Муратов А. Б. Феноменологическая эстетика начала XX века и теория словесности (Б.М. Энгельгардт). СПб., 1996.

Муриан И. Искусствознание и история искусства. Онтологические задачи//Вопросы искусствознания. 1996. № 2.

Подорога В. Феноменология тела. М., 1995.

Попов Ч. Эстетические проблемы иконологии//Советское искусствоз­нание. М., 1989. № 25.

Ривош Я.Н. Время и вещи: очерки по истории материальной культуры в России начала XX века. М., 1990.

Соловьев B.C. Философия искусства и литературная критика. М, 1991.

Феноменология искусства М., 1996.

Циклизация литературных произведений Кемерово, 1994.

Этнознаковые функции культуры М., 1991.

Яковлев Е.Г. Похвала маленькому ослику//Архетип. 1996. № 1.

ГЛАВА 15. ЭСТЕТИКА КАК АКСИОЛОГИЯ ИСКУССТВА

Понятие истины и ценности в естественнонаучном и гуманитар­ном знании. Процессы «понимания» и «интерпретации» как неотъемлемое условие бытия художественного текста. Проблема обнаружения «следов» индивидуальной и социальной психологии в художественных смыслах. Рецептивная эстетика о возможнос­тях реконструкции жизненного мира «другого». Актуализация ху­дожественного наследия как двуединый механизм репродуцирова­ния и порождения. Историческая биография произведений худо­жественной классики.

Аксиология — наука о природе ценностей, о связи различных ценностей между собой, их зависимости от социокультурных и лич­ностных факторов. Чем была вызвана интенсивная разработка этого понятия в инструментарии гуманитарных наук в конце XIX в.? До возникновения аксиологии как специальной дисциплины понятие ценности рассматривалось в рамках онтологии, где не проводилось специального различия между реальностью и ее значением для субъек­та, между истиной и ценностью. В середине XIX в., когда особенно остро была осознана проблема обесценения традиций, утраты ду­ховной устойчивости, философская мысль занялась тщательным ана­лизом проблемы: почему не вся совокупность бытийных смыслов имеет одинаковое значение для индивидуального и коллективного субъекта?

В трудах Вильгельма Виндельбанда (1848—1915), Генриха Риккерта (1863—1936), Вильгельма Дильтея (1833—1911), Макса Вебера (1864—1920), Освальда Шпенглера (1880—1936) и других мыслите­лей теоретически обосновывались причины распада бытия на реаль­ность и ценность. Следствием этого стало расщепление понятий ис­тины (как бесстрастной фиксации фактов реальности) и ценности (как тех сторон реальности, в которых фокусируются главные жела­ния и устремления данного общества). По мнению М. Вебера, «цен­ность — это норма, способом бытия которой является значимость для субъекта». Следовательно, ценностное отношение избирательно к фактам, оно складывает их в определенную иерархию, приводит в соответствие с ментальными установками того или иного общества.

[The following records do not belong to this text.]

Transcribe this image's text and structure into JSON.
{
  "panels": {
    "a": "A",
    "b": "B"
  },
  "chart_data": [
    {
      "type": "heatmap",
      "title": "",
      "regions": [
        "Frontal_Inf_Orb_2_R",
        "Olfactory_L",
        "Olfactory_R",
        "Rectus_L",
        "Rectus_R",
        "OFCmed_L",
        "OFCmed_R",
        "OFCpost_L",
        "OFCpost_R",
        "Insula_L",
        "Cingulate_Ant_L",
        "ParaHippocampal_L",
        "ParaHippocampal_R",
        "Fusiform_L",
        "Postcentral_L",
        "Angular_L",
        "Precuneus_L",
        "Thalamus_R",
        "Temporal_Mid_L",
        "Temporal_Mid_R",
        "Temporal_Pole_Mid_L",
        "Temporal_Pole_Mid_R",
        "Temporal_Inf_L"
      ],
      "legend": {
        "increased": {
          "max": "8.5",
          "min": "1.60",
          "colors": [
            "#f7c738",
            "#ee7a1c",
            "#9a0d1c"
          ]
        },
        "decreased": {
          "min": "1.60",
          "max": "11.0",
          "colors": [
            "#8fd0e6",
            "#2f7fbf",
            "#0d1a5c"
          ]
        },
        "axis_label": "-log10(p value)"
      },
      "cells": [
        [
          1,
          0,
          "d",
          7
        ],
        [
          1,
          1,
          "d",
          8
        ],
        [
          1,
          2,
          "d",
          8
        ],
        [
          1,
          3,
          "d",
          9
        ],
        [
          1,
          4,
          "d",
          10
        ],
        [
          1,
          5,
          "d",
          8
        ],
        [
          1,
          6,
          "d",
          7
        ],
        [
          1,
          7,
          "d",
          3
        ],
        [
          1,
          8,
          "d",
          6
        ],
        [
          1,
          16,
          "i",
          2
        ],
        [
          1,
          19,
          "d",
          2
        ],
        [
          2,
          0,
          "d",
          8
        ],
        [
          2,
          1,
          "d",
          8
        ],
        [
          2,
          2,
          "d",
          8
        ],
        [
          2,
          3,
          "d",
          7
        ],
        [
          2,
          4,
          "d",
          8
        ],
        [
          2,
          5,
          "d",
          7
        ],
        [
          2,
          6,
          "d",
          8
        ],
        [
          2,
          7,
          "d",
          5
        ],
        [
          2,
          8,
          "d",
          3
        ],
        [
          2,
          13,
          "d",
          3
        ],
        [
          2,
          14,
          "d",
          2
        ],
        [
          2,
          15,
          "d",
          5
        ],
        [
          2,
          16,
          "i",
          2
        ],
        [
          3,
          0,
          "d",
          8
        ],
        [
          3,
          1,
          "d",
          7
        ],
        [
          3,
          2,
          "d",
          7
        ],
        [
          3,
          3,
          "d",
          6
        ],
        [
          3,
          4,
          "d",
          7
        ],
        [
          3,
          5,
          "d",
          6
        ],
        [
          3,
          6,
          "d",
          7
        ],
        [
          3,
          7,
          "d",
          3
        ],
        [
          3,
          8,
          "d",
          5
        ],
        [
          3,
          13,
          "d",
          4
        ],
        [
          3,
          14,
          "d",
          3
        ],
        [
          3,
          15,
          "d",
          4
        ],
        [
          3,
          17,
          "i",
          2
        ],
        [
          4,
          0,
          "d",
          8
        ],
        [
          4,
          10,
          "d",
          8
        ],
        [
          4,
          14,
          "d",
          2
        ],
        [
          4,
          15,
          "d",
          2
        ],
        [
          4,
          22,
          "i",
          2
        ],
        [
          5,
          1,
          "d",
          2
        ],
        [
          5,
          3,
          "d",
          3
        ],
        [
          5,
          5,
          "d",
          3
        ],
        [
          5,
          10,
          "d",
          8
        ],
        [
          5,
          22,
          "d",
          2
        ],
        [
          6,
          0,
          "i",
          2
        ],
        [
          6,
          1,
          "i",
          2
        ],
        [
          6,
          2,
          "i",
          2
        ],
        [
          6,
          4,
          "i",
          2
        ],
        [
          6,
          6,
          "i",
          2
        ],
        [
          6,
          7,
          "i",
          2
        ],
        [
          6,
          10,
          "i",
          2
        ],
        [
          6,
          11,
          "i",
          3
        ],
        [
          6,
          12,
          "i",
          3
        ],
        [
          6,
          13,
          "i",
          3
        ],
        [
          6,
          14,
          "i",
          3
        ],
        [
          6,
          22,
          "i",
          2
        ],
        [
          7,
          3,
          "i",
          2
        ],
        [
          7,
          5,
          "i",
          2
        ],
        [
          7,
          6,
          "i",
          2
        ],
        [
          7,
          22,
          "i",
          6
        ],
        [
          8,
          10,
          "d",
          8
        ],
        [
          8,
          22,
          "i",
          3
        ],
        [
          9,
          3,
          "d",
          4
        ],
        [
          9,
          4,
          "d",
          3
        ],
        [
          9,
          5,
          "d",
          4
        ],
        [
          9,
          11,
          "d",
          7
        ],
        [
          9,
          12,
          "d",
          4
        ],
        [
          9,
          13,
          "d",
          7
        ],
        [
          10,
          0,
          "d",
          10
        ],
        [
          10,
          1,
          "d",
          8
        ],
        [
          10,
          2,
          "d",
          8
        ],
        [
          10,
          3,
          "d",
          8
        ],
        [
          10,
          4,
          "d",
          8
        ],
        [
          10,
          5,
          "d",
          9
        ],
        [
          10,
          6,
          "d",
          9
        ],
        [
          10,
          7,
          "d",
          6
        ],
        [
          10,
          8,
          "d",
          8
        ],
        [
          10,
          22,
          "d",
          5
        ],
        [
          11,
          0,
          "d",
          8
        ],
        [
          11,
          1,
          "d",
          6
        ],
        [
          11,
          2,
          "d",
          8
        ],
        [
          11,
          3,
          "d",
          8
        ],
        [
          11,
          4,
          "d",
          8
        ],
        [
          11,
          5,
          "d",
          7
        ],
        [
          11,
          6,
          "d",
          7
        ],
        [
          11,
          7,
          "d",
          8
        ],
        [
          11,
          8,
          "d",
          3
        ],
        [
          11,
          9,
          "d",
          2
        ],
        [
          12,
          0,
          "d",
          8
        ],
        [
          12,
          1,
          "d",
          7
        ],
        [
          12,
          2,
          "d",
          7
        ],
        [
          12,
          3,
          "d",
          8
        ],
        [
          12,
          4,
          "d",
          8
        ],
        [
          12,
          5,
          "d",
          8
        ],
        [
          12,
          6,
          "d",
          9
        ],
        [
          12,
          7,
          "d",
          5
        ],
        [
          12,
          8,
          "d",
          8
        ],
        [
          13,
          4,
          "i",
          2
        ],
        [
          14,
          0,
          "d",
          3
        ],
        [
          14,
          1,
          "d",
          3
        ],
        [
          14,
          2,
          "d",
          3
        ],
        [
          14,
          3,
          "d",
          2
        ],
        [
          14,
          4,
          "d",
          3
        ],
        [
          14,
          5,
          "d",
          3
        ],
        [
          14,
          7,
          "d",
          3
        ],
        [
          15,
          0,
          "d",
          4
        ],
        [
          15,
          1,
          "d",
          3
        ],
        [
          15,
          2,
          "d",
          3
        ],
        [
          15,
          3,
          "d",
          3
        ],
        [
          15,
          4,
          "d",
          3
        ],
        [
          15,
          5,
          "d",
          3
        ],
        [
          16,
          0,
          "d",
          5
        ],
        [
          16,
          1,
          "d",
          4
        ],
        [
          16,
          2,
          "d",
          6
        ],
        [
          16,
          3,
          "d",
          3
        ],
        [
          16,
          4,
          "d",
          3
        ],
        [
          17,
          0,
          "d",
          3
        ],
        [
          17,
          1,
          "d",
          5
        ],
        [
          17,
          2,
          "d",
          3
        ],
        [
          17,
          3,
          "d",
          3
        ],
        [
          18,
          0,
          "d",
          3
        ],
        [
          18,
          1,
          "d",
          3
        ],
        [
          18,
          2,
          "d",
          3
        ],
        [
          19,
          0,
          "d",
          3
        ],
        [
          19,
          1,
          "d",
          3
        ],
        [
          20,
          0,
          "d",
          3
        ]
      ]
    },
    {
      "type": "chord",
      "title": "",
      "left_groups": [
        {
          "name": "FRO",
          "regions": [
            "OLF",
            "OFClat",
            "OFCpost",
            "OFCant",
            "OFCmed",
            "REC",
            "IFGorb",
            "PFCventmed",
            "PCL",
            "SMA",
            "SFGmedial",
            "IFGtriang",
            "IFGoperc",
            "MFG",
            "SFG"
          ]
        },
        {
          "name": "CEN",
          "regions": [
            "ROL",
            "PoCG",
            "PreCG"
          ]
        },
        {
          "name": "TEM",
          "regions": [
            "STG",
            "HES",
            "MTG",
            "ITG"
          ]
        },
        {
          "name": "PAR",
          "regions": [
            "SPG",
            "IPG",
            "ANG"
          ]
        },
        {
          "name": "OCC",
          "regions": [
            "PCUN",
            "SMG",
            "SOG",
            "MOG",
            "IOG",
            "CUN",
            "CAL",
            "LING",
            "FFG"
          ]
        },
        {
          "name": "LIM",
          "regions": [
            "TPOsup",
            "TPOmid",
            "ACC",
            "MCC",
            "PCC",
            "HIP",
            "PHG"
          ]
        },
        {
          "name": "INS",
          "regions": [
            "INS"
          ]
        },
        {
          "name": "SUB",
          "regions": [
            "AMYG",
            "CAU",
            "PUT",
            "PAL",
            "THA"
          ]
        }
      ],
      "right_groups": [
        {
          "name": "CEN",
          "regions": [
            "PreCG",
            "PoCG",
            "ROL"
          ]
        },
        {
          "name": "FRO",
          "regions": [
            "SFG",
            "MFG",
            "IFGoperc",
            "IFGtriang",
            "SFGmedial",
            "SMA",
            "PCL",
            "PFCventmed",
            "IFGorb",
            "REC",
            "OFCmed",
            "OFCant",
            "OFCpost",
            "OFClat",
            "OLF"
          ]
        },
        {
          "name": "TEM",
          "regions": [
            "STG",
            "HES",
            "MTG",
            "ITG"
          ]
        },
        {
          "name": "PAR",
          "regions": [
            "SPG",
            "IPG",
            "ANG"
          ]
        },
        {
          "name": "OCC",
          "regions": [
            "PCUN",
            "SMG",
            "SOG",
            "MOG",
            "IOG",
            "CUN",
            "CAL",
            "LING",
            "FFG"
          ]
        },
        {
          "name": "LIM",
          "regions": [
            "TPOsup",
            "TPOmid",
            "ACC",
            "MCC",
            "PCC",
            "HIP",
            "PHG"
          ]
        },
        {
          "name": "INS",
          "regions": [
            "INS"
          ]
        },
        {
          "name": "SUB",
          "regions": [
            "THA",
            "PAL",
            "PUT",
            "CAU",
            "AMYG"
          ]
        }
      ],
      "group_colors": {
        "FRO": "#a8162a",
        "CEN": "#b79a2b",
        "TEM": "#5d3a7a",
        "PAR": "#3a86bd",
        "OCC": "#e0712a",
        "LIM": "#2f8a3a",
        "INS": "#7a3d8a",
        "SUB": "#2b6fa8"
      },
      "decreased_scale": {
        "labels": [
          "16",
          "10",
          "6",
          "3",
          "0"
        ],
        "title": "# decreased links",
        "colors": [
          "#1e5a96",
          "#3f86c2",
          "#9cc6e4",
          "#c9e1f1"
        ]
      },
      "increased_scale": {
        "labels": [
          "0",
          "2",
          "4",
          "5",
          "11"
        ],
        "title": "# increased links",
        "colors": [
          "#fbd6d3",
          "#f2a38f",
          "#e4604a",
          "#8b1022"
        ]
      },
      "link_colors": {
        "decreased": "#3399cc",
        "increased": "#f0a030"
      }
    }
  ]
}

Понятие ценности было призвано оттенить своеобразие гумани­тарного знания по сравнению с естественнонаучным. Особую извес­тность в этом отношении получила работа В. Дильтея «Науки о при­роде и науки о духе», в которой он пришел к выводу о необходимо­сти обоснования особого статуса научных критериев гуманитарных дисциплин. По мнению ученого, в том, что касается изучения есте­ственнонаучных законов, вполне корректно употребление понятия истины. Исследования в астрономии, физике, химии подтверждают их общезначимый характер для разных культур и эпох, на основе найден­ных формул развиваются техника и технологии. В гуманитарной сфере, утверждал Дильтей, область общезначимых истин достаточно локальна, а говоря точнее, ее почти не существует. Что, к примеру, с уверенностью может утверждать искусствовед? То, что, скажем, опера П.И. Чайковс­кого «Пиковая дама» была сочинена композитором в 1890 г. Когда же речь заходит о том, к какому стилю или направлению принадлежат произведения композитора, чье влияние он испытал, в какой мере воздействовал на способы последующего музыкального мышления, то мнения разных специалистов и научных школ расходятся. В силу этого, по убеждению Дильтея, оперировать понятием истина в сфере гума­нитарных наук некорректно, гораздо более адекватным понятием здесь выступает понятие ценности. Причем ценностные ориентиры разных культур не могут быть истолкованы по принципу «лучше или хуже», между ними нет субординации, любая ценностная избирательность в истории выступает как равноправная. Оценка мифологем каждой куль­туры возможна только изнутри этой культуры, путем вживания в ее душевно-духовную жизнь, понимания особой роли, которую сыграли принятые данной культурой ценности. Разрабатывая аксиологическую проблематику, Дильтей внес вклад в развитие герменевтики, специ­альной теории интерпретации текста и науку о понимании смысла, получившую интенсивное развитие в XX столетии (в трудах Э. Гуссер­ля, Г. Гадамера, М. Хайдеггера, П. Рикёра, Э. Хирша и др.).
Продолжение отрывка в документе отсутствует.